Introduction

CARL describes an interactive approach to reinforcement learning, where the player works in dialog with the machine, by indicating their preference for how the machine is acting. This can be as simple as indicating ‘likes’ and ‘dislikes’ for how the machine responds to inputs in a particular way, or can expand to more complex approches where the player can engage in more depth with the interactive opportunities presented by the reinforcement learning algorithm.

CARL

  • Continuous, as in the process is an ongoing realtime negotiation between player and machine
  • Active, describing that the player is an active participant in guiding the reinforement learning machine.
  • Reinforcement
  • Learning decribing the machine learning approach

Reinforcement Learning Approach

DDPG: Actors and Critics

We follow an approach called Deep Deterministic Policy Gradient (DDPG). In DDPG, there are two types of neural network interacting with each other, the actor and the critic. The Actor network performs actions, such as mapping from the MEMLNaut joystick to synthesis parameters. The Critic network estimates the value of the Actor’s actions. The player provides feedback into this system by rewarding the Actor’s behaviour, both negatively and positvely. DDPG optimises these networks so that the Actor moves towards the behaviours indicated by the player’s rewards, and the Critic increases the quality of its estimates of the Actor’s actions.

Replay Memory

Central to this system is the experience replay memory. This is a store of snapshots in time when the player indicated a reward (positive or negative). The replay memory is limited in size, and when it’s full the systemn will forget previous experiences. As the system runs, minibatches of experiences are randomly selected from the replay memory and used to optimise the Actor and the Critic.

Interacting with DDPG

When we run DDPG in realtime with active guideance from the player (as opposed to e.g. offline in a simulator), there are some interesting possibilities that open up for the player. Beyond providing rewards, the player can also

  1. Randomise the weights of the Actor network.
  2. Randomise the weights of the Critic network.
  3. Forget some or all of the experience replay memory
  4. Vary the scaling of rewards

Quick-start guide

  1. Plug the unit in, turn the joystick (or move the input sensors), hear the model make the first sounds.
  2. Keep trying different positions. The model will slowly drift towards different sounds.
  3. Start flicking Momentary A1 switch up or down. A flick up will give the model a positive reward, a flick downwards a negative one.
  4. Keep experimenting with the inputs and keep giving feedback to the model.
  5. If you feel like the model got stuck, flick Momentary B1 switch up to reset the actor.

Controls

Momentary switches

Momentary A1 (up): reset the actor - the actor restarts from a random position.

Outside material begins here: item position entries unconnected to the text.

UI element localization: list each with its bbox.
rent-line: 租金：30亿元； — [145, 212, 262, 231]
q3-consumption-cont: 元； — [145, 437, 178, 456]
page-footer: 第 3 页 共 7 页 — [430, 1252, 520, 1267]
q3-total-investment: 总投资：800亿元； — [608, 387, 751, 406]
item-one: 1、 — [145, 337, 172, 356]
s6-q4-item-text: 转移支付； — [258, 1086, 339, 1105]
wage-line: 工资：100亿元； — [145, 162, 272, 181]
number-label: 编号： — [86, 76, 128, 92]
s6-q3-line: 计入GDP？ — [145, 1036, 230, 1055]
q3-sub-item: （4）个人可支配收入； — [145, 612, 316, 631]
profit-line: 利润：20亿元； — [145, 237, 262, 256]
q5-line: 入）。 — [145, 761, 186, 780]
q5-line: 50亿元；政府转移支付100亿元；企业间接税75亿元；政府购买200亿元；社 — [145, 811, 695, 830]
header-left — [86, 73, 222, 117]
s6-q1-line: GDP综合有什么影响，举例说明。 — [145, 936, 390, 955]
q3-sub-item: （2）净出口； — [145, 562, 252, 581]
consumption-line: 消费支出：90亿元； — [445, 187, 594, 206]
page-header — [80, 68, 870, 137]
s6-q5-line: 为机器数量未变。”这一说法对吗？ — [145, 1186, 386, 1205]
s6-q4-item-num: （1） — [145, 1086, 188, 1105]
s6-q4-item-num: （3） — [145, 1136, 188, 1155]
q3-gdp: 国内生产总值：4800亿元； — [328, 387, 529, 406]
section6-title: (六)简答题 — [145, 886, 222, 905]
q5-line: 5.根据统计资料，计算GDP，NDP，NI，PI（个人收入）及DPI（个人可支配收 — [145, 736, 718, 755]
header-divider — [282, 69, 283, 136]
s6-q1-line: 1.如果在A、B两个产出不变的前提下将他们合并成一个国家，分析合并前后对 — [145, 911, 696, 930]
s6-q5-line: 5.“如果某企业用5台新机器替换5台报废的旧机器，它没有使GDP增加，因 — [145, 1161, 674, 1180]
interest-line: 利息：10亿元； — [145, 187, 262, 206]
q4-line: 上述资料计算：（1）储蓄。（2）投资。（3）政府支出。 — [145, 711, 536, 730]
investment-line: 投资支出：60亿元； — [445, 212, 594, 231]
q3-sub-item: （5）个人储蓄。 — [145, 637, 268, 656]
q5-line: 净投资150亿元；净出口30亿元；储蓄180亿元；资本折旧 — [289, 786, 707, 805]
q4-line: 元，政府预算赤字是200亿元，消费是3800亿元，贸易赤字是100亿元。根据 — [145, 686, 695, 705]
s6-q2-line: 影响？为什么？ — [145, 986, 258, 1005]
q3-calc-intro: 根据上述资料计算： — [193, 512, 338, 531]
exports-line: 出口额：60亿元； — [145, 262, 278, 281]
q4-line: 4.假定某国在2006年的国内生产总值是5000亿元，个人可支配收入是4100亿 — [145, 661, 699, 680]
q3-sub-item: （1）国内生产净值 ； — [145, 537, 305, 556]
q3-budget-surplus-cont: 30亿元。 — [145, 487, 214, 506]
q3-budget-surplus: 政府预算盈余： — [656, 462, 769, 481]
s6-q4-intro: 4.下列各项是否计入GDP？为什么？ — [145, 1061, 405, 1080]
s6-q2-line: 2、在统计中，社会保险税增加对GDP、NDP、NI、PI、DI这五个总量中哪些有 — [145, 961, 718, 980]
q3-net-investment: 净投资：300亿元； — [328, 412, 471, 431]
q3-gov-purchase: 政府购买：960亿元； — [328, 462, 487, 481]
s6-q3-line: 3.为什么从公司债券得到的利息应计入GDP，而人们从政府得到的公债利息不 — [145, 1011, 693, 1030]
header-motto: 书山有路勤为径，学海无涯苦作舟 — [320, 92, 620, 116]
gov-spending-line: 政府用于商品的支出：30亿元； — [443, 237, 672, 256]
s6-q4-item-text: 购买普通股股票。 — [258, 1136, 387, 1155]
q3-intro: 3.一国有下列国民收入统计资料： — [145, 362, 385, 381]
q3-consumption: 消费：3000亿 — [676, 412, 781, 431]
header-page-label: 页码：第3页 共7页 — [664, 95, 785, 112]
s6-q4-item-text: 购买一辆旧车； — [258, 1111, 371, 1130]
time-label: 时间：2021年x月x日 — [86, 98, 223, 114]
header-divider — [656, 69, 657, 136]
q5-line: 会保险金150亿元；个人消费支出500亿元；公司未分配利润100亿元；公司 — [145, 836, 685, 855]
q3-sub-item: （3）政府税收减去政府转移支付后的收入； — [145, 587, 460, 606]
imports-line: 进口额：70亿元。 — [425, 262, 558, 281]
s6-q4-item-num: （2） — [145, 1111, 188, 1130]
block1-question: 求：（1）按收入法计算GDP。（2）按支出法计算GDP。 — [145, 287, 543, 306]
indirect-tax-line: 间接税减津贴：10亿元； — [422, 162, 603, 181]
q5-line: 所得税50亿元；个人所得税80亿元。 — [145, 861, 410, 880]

Momentary A2 (down): reset the critic - the critic forgets how to anticipate your taste.

Momentary B1 (up): positive reward for the model.

Momentary B2 (down): negative reward for the model.

Toggle switches

Toggle B1 (down): clear the replay memory (the “dataset” of the RL algorithm’s experiences).

Pots

X potentiometer: sets the frequency of optimisation - how often the critic affects the actor.

Y potentiometer: EXPERIMENTAL: reward scaling - associates a measure of how much you like-dislike an experience.